Wednesday, August 13, 2014

Jennifer Wall reviews Carlo Bernardini


Carlo Bernardini

Carlo Bernardini, an Italian born artist who lives and works in Milan and Rome, uses stainless steel and optic fibers as his primary elements to create his abstract installations.  He bases his designs on rhomboidal and triangular forms to form "architectural minded sections of light."  The viewer of his pieces can enter and illusory space and experience the installation from within and without.  Bernardini says that he "draws a mental space as if it were a drawing done with white pastel on a dark sheet."

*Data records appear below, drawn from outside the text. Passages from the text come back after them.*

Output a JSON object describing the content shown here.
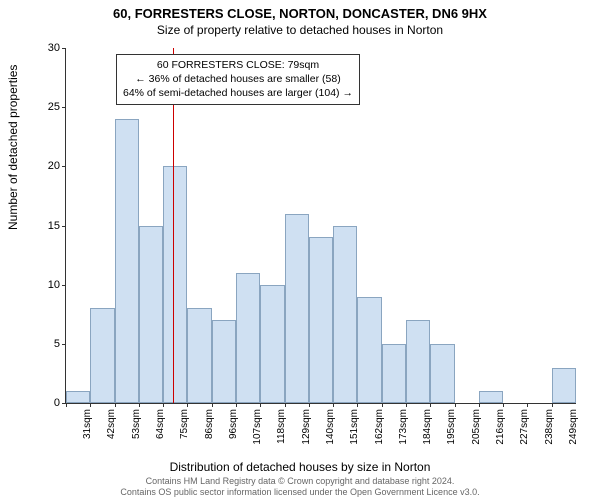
{
  "title": "60, FORRESTERS CLOSE, NORTON, DONCASTER, DN6 9HX",
  "subtitle": "Size of property relative to detached houses in Norton",
  "ylabel": "Number of detached properties",
  "xlabel": "Distribution of detached houses by size in Norton",
  "chart": {
    "type": "histogram",
    "ylim": [
      0,
      30
    ],
    "ytick_step": 5,
    "yticks": [
      0,
      5,
      10,
      15,
      20,
      25,
      30
    ],
    "categories": [
      "31sqm",
      "42sqm",
      "53sqm",
      "64sqm",
      "75sqm",
      "86sqm",
      "96sqm",
      "107sqm",
      "118sqm",
      "129sqm",
      "140sqm",
      "151sqm",
      "162sqm",
      "173sqm",
      "184sqm",
      "195sqm",
      "205sqm",
      "216sqm",
      "227sqm",
      "238sqm",
      "249sqm"
    ],
    "values": [
      1,
      8,
      24,
      15,
      20,
      8,
      7,
      11,
      10,
      16,
      14,
      15,
      9,
      5,
      7,
      5,
      0,
      1,
      0,
      0,
      3
    ],
    "bar_color": "#cfe0f2",
    "bar_border": "#8aa5c0",
    "background_color": "#ffffff",
    "marker_index": 4,
    "marker_color": "#cc0000",
    "bar_width_ratio": 1.0
  },
  "annotation": {
    "line1": "60 FORRESTERS CLOSE: 79sqm",
    "line2": "← 36% of detached houses are smaller (58)",
    "line3": "64% of semi-detached houses are larger (104) →"
  },
  "attribution": {
    "line1": "Contains HM Land Registry data © Crown copyright and database right 2024.",
    "line2": "Contains OS public sector information licensed under the Open Government Licence v3.0."
  }
}
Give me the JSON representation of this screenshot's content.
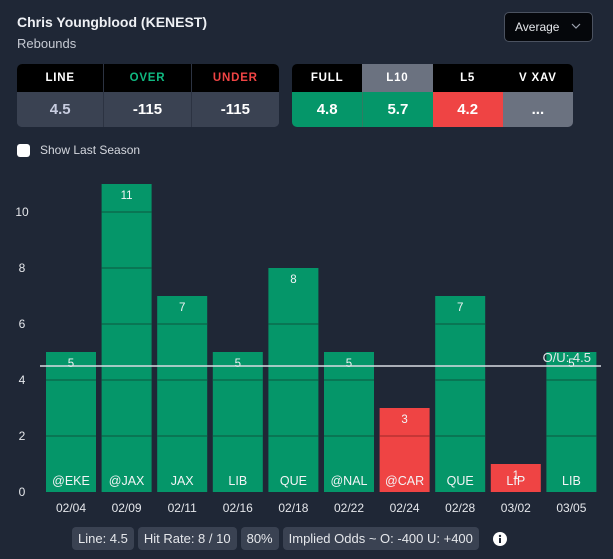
{
  "header": {
    "player": "Chris Youngblood (KENEST)",
    "stat": "Rebounds",
    "dropdown": {
      "selected": "Average",
      "icon": "chevron-down-icon"
    }
  },
  "odds_table": {
    "headers": [
      "LINE",
      "OVER",
      "UNDER"
    ],
    "values": [
      "4.5",
      "-115",
      "-115"
    ]
  },
  "average_table": {
    "headers": [
      "FULL",
      "L10",
      "L5",
      "V XAV"
    ],
    "values": [
      "4.8",
      "5.7",
      "4.2",
      "..."
    ],
    "active": "L10",
    "cell_status": [
      "hit",
      "hit",
      "miss",
      "none"
    ]
  },
  "checkbox": {
    "label": "Show Last Season",
    "checked": false
  },
  "colors": {
    "background": "#1f2736",
    "hit": "#059669",
    "miss": "#ef4444",
    "neutral": "#6b7280",
    "over_text": "#10b981",
    "under_text": "#ef4444"
  },
  "chart_data": {
    "type": "bar",
    "categories": [
      "02/04",
      "02/09",
      "02/11",
      "02/16",
      "02/18",
      "02/22",
      "02/24",
      "02/28",
      "03/02",
      "03/05"
    ],
    "opponents": [
      "@EKE",
      "@JAX",
      "JAX",
      "LIB",
      "QUE",
      "@NAL",
      "@CAR",
      "QUE",
      "LIP",
      "LIB"
    ],
    "values": [
      5,
      11,
      7,
      5,
      8,
      5,
      3,
      7,
      1,
      5
    ],
    "line": 4.5,
    "line_label": "O/U: 4.5",
    "ylim": [
      0,
      11
    ],
    "yticks": [
      0,
      2,
      4,
      6,
      8,
      10
    ],
    "grid": true,
    "title": "",
    "xlabel": "",
    "ylabel": ""
  },
  "footer": {
    "pills": [
      "Line: 4.5",
      "Hit Rate: 8 / 10",
      "80%",
      "Implied Odds ~ O: -400 U: +400"
    ],
    "info_icon": "info-icon"
  }
}
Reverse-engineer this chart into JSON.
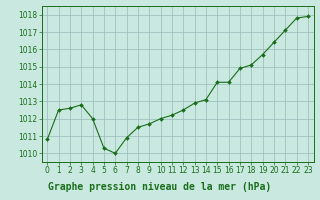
{
  "x": [
    0,
    1,
    2,
    3,
    4,
    5,
    6,
    7,
    8,
    9,
    10,
    11,
    12,
    13,
    14,
    15,
    16,
    17,
    18,
    19,
    20,
    21,
    22,
    23
  ],
  "y": [
    1010.8,
    1012.5,
    1012.6,
    1012.8,
    1012.0,
    1010.3,
    1010.0,
    1010.9,
    1011.5,
    1011.7,
    1012.0,
    1012.2,
    1012.5,
    1012.9,
    1013.1,
    1014.1,
    1014.1,
    1014.9,
    1015.1,
    1015.7,
    1016.4,
    1017.1,
    1017.8,
    1017.9
  ],
  "line_color": "#1a6e1a",
  "marker": "D",
  "marker_size": 2.0,
  "bg_color": "#c8e8e0",
  "grid_color": "#9ababa",
  "title": "Graphe pression niveau de la mer (hPa)",
  "title_color": "#1a6e1a",
  "title_fontsize": 7.0,
  "xlabel_ticks": [
    "0",
    "1",
    "2",
    "3",
    "4",
    "5",
    "6",
    "7",
    "8",
    "9",
    "10",
    "11",
    "12",
    "13",
    "14",
    "15",
    "16",
    "17",
    "18",
    "19",
    "20",
    "21",
    "22",
    "23"
  ],
  "ylim": [
    1009.5,
    1018.5
  ],
  "yticks": [
    1010,
    1011,
    1012,
    1013,
    1014,
    1015,
    1016,
    1017,
    1018
  ],
  "tick_color": "#1a6e1a",
  "tick_fontsize": 5.5,
  "spine_color": "#1a6e1a",
  "linewidth": 0.8
}
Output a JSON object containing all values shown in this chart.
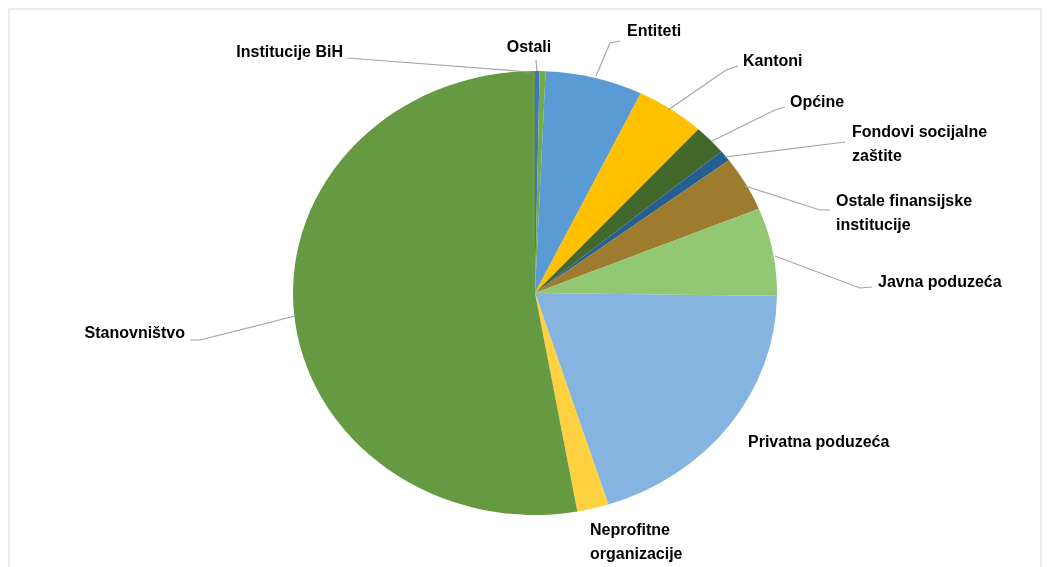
{
  "chart_data": {
    "type": "pie",
    "categories": [
      "Institucije BiH",
      "Ostali",
      "Entiteti",
      "Kantoni",
      "Općine",
      "Fondovi socijalne zaštite",
      "Ostale finansijske institucije",
      "Javna poduzeća",
      "Privatna poduzeća",
      "Neprofitne organizacije",
      "Stanovništvo"
    ],
    "values": [
      0.3,
      0.4,
      6.5,
      4.6,
      2.2,
      0.8,
      4.0,
      6.4,
      19.9,
      2.1,
      52.8
    ],
    "colors": [
      "#4472c4",
      "#70ad47",
      "#5b9bd5",
      "#ffc000",
      "#43682b",
      "#255e91",
      "#9e7c2f",
      "#93c872",
      "#85b4e0",
      "#ffd040",
      "#659a42"
    ]
  }
}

In an interview with Silvia Scaravaggi for Digicult, a digital art and design website, Bernardini had an interesting take on "new media" and technology:

In my opinion, we should work with technology supporting discoveries. It is not as in painting or in sculpture where the artist’s talent is evident by his technical skills. Technology is seen as an idea, so if you use the same idea as that of another artist you run the risk of being recognized as an imitator. But if you use a different medium, which is not clichéd by the art languages, then you are acclaimed. Or at least, they will know you for your own style, that nobody can infringe. You don’t descend from another artist before you.

As time marches on, it becomes more difficult for artists to come up with something that no one has done before.  Incorporating new technology into their work can give them new and innovative ways of expressing themselves.